The basic idea is that we would like to draw the occlusion map, then somehow render the bounding box so that we can instantly tell if any pixel was "updated".
First render the occluders in pure black with an alpha channel with all lighting attributes turned off, and no depth buffering. Set the blending mode to (1-alpha) * src + a * dst. Now render the bounding volume with all lighting completely off using only one channel, say blue. Using the histogram extension now, see what the largest blue component is in the resulting image. If there are enough pixels with blue value above a particular threshold then the object represented by the bounding volume must be rendered. Otherwise it may (possibly) be culled. Since high end hardware is typically well optimized for RGBA rendering, it should be possible to quickly test one bounding volume in each color channel for a total of 3 tests before having to "reset" the occlusion alpha channel image by recopying it.

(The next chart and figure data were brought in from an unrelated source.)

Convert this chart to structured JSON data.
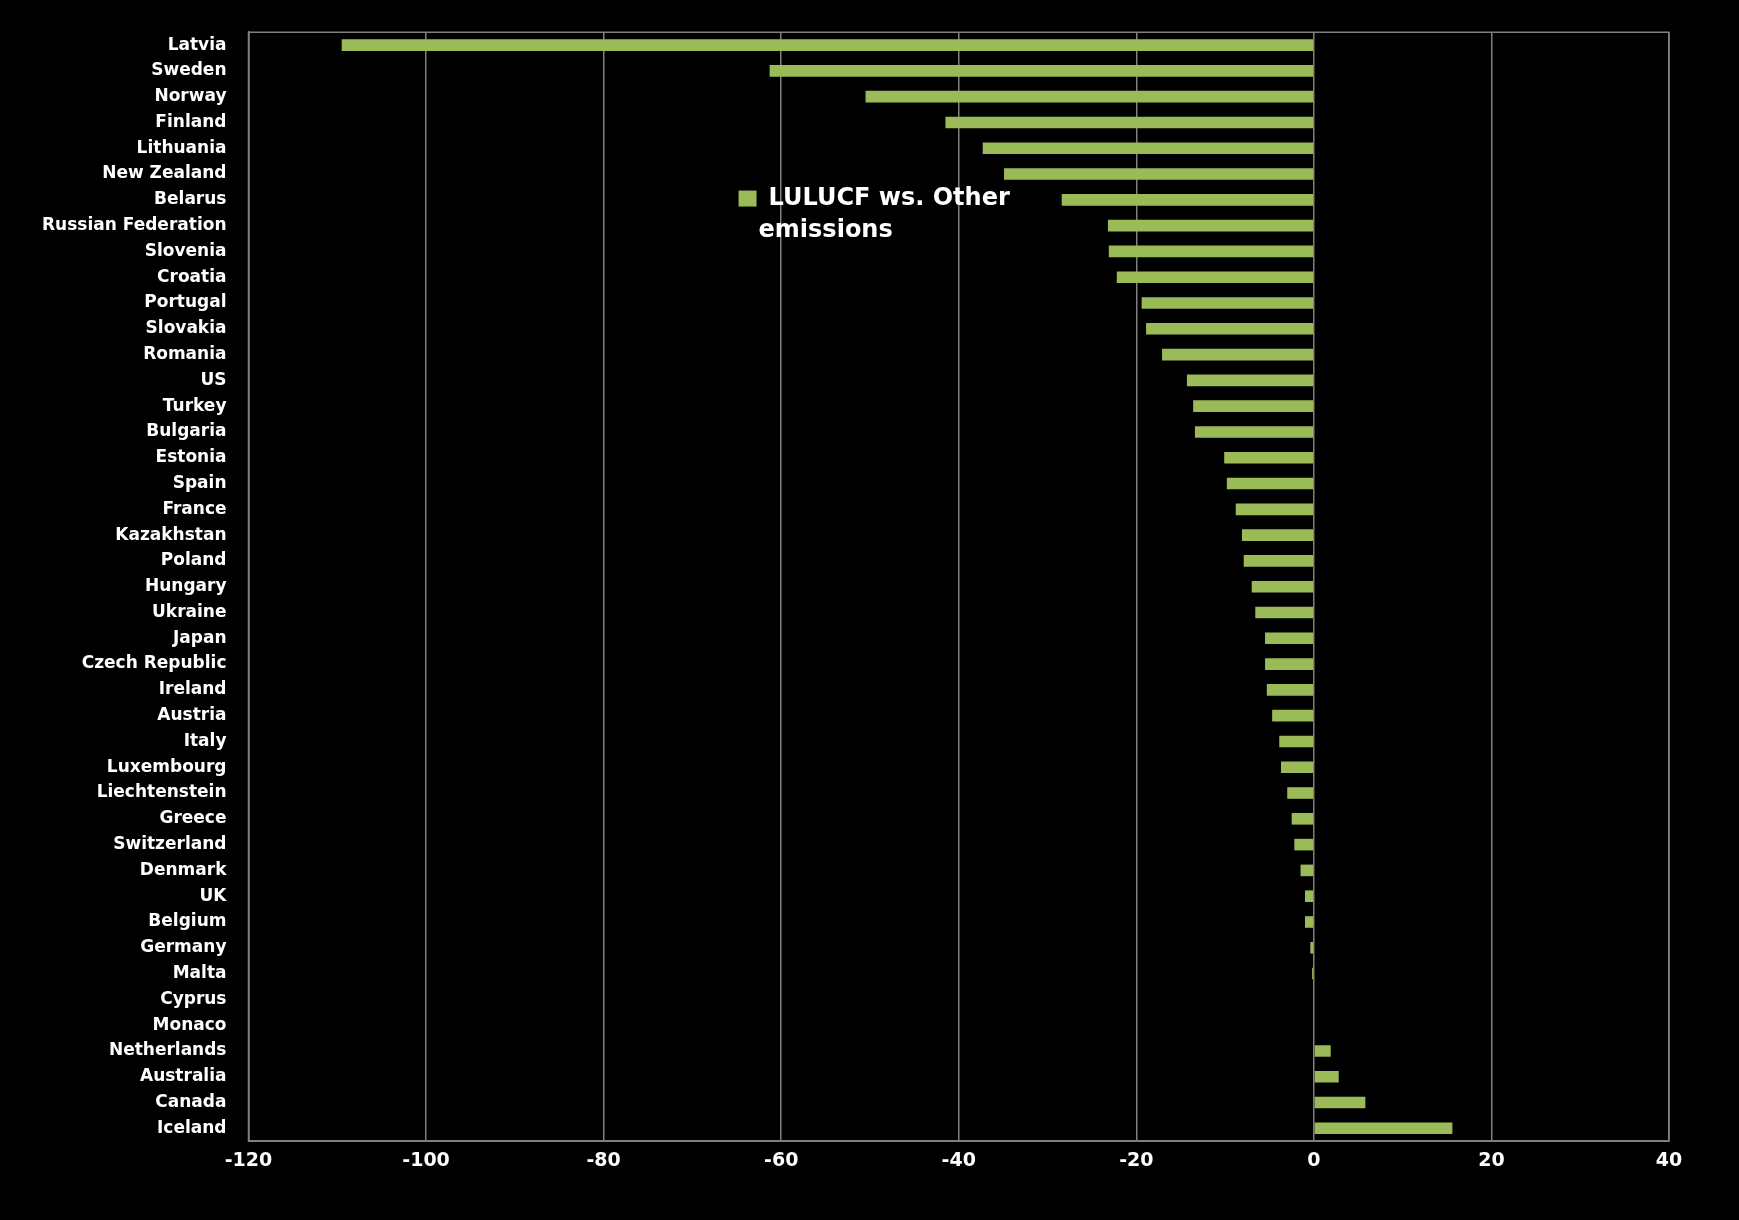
{
  "chart_data": {
    "type": "bar",
    "orientation": "horizontal",
    "categories": [
      "Latvia",
      "Sweden",
      "Norway",
      "Finland",
      "Lithuania",
      "New Zealand",
      "Belarus",
      "Russian Federation",
      "Slovenia",
      "Croatia",
      "Portugal",
      "Slovakia",
      "Romania",
      "US",
      "Turkey",
      "Bulgaria",
      "Estonia",
      "Spain",
      "France",
      "Kazakhstan",
      "Poland",
      "Hungary",
      "Ukraine",
      "Japan",
      "Czech Republic",
      "Ireland",
      "Austria",
      "Italy",
      "Luxembourg",
      "Liechtenstein",
      "Greece",
      "Switzerland",
      "Denmark",
      "UK",
      "Belgium",
      "Germany",
      "Malta",
      "Cyprus",
      "Monaco",
      "Netherlands",
      "Australia",
      "Canada",
      "Iceland"
    ],
    "series": [
      {
        "name": "LULUCF ws. Other emissions",
        "color": "#9bbb59",
        "values": [
          -109.5,
          -61.3,
          -50.5,
          -41.5,
          -37.3,
          -34.9,
          -28.4,
          -23.2,
          -23.1,
          -22.2,
          -19.4,
          -18.9,
          -17.1,
          -14.3,
          -13.6,
          -13.4,
          -10.1,
          -9.8,
          -8.8,
          -8.1,
          -7.9,
          -7.0,
          -6.6,
          -5.5,
          -5.5,
          -5.3,
          -4.7,
          -3.9,
          -3.7,
          -3.0,
          -2.5,
          -2.2,
          -1.5,
          -1.0,
          -1.0,
          -0.4,
          -0.2,
          0,
          0,
          1.9,
          2.8,
          5.8,
          15.6
        ]
      }
    ],
    "xlim": [
      -120,
      40
    ],
    "xticks": [
      -120,
      -100,
      -80,
      -60,
      -40,
      -20,
      0,
      20,
      40
    ],
    "grid": "x",
    "legend": "top"
  }
}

The drawback to this method is that it does not tell us which pixels were visible and which were hidden. Alpha buffer occlusion is only a necessary condition for real occlusion, and not a sufficient one. Some sort of depth comparison is also required to give sufficient grounds for culling a node. Thus we would like to have some idea which regions are hidden according to the alpha buffer so that we can test them against a z buffer.
Q: What happens with pixels overdrawn many times using the given compositing operator? A: For a given channel c=(1-alpha)^n * c1 * c2 ... * cn. But since we draw the occluders first and only scan convert the bounding volumes after that, the solution is simply to only allow convex bounding volumes, and render with backface culling on so the depth complexity of bounding volumes will always be 1.

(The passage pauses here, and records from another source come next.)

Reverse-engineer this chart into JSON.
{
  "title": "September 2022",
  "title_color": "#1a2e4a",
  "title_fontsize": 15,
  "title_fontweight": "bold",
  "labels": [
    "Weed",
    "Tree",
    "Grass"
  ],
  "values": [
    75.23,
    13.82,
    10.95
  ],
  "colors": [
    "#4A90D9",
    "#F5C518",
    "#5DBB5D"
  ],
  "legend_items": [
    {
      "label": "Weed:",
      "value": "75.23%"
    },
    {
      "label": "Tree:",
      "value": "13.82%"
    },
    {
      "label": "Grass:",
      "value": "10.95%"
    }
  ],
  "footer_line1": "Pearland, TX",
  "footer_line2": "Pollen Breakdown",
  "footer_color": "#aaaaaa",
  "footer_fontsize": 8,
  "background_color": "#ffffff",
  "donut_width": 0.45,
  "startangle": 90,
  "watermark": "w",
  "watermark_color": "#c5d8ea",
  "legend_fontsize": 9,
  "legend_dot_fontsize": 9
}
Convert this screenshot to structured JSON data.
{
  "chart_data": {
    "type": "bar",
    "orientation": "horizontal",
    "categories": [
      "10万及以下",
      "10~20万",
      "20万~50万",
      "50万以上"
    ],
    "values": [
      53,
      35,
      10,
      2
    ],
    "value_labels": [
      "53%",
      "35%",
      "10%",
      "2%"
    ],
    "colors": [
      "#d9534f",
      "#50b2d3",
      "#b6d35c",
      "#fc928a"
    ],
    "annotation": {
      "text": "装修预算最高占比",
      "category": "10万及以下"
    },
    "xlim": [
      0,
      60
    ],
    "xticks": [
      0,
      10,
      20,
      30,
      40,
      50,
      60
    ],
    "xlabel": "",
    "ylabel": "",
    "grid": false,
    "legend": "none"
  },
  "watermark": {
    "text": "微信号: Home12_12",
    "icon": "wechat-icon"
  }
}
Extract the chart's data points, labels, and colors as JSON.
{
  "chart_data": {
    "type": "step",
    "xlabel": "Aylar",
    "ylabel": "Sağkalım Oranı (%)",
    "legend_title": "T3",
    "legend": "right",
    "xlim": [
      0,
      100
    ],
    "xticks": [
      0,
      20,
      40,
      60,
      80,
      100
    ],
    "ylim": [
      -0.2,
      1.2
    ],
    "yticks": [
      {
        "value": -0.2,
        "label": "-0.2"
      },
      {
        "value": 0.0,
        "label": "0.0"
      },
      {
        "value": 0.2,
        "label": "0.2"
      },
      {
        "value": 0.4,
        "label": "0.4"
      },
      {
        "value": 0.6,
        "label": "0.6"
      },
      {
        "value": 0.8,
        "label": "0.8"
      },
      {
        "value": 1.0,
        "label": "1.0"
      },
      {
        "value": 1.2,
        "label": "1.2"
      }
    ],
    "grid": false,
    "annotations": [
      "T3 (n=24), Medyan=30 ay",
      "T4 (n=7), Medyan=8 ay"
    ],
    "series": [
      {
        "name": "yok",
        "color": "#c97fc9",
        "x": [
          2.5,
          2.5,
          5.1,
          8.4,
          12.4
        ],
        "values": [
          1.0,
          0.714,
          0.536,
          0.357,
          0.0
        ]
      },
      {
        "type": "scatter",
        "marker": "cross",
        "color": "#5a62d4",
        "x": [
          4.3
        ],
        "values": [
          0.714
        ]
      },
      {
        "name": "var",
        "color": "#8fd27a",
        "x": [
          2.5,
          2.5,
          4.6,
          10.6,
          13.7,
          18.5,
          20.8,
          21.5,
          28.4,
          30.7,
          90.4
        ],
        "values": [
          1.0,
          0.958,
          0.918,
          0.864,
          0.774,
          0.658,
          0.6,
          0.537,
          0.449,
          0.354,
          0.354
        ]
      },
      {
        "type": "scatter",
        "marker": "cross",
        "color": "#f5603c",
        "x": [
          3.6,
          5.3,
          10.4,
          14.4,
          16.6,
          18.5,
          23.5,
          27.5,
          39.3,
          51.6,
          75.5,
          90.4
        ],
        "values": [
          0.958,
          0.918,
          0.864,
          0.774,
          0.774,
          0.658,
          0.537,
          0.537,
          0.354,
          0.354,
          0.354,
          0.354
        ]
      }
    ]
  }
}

The depth values are not changed, so only the color buffer needs to be cleared for the next three node tests. This method does not use the min-max blending extension.

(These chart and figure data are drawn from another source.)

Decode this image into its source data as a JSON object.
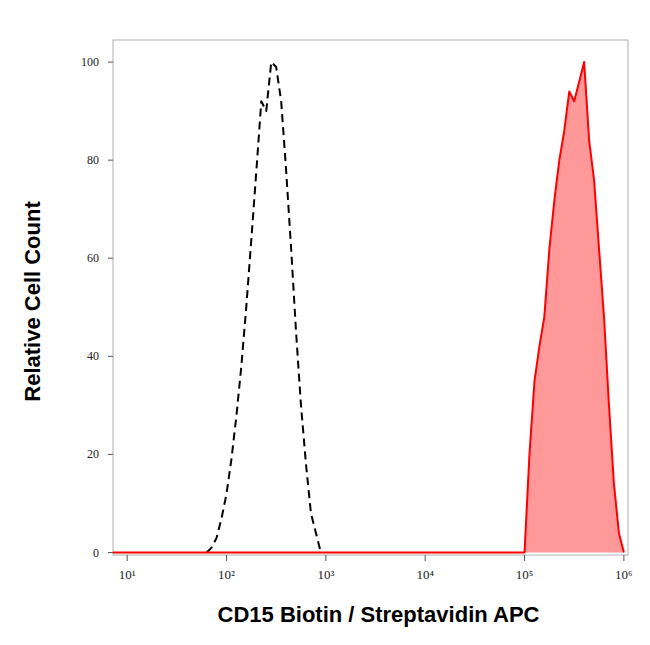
{
  "chart_data": {
    "type": "line",
    "x_label": "CD15 Biotin / Streptavidin APC",
    "y_label": "Relative Cell Count",
    "log": "x",
    "xlim": [
      7.2,
      1100000
    ],
    "ylim": [
      -0.5,
      104.5
    ],
    "xticks": [
      {
        "value": 10,
        "label": "10¹"
      },
      {
        "value": 100,
        "label": "10²"
      },
      {
        "value": 1000,
        "label": "10³"
      },
      {
        "value": 10000,
        "label": "10⁴"
      },
      {
        "value": 100000,
        "label": "10⁵"
      },
      {
        "value": 1000000,
        "label": "10⁶"
      }
    ],
    "yticks": [
      0,
      20,
      40,
      60,
      80,
      100
    ],
    "x": [
      7.2,
      63.1,
      70.8,
      79.4,
      89.1,
      100,
      112,
      126,
      141,
      158,
      178,
      200,
      224,
      251,
      282,
      316,
      355,
      398,
      447,
      501,
      562,
      631,
      708,
      794,
      891,
      100000,
      112000,
      126000,
      141000,
      158000,
      178000,
      200000,
      224000,
      251000,
      282000,
      316000,
      355000,
      398000,
      447000,
      501000,
      562000,
      631000,
      708000,
      794000,
      891000,
      1000000
    ],
    "series": [
      {
        "color": "#000000",
        "line_style": "dashed",
        "type": "line",
        "values": [
          null,
          0,
          1,
          3,
          7,
          12,
          19,
          28,
          38,
          50,
          64,
          78,
          92,
          90,
          100,
          99,
          92,
          78,
          62,
          45,
          30,
          18,
          8,
          4,
          0,
          null,
          null,
          null,
          null,
          null,
          null,
          null,
          null,
          null,
          null,
          null,
          null,
          null,
          null,
          null,
          null,
          null,
          null,
          null,
          null,
          null
        ]
      },
      {
        "color": "#ff0000",
        "line_style": "solid",
        "type": "area",
        "values": [
          0,
          0,
          0,
          0,
          0,
          0,
          0,
          0,
          0,
          0,
          0,
          0,
          0,
          0,
          0,
          0,
          0,
          0,
          0,
          0,
          0,
          0,
          0,
          0,
          0,
          0,
          20,
          35,
          42,
          48,
          62,
          72,
          80,
          86,
          94,
          92,
          96,
          100,
          84,
          76,
          62,
          48,
          30,
          14,
          4,
          0
        ]
      }
    ]
  }
}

Actually it should be possible to do a node test per bit of color accuracy if logical OR'ing is used for blending. First render with color (0x1,0x0,0x0), then color (0x2,0x0,0x0) etc. with 24 bit color that means 24 bounding volumes can be rendered before needing to read back the histogram and reset the color buffer. The drawback is that interpreting the histogram becomes more difficult. For 8 bit RGB channels we need to compute three 256-entry histograms. Separating the information for the 8 channels combined into each original component is not too difficult: basically OR together each of the 256 buckets values that isn't empty. The resulting 24 bit number shoule be 0 in all bit positions that are occluded objects and 1 in positions that are not.
[Zhang97] "Visibility Culling Using Hierarchical Occlusion Map", Hansong Zhang, Dinesh Manocha, Tom Hudson and Kenny Hoff, Proceedings of SIGGRAPH 1997.
[Greene93] "Hierarchical Z-Buffer Visibility", Ned Greene, Michael Kass, and Gavin Miller, Proceedings of ACM SIGGRAPH, pp. 231-238, 1993
[Popescu98] " Efficient Warping for Architectural Walkthroughs using Layered Depth Images", Voicu Popescu, Anselmo Lastra, Daniel Aliaga, Manuel Oliveira Neto, IEEE Visualization '98, October 18-23, 1998.
[Rafferty98] " 3D Image Warping in Architectural Walkthroughs", Matthew M. Rafferty, Daniel G. Aliaga, Anselmo A. Lastra, VRAIS '98, pp. 228-233, March 14-18, 1998.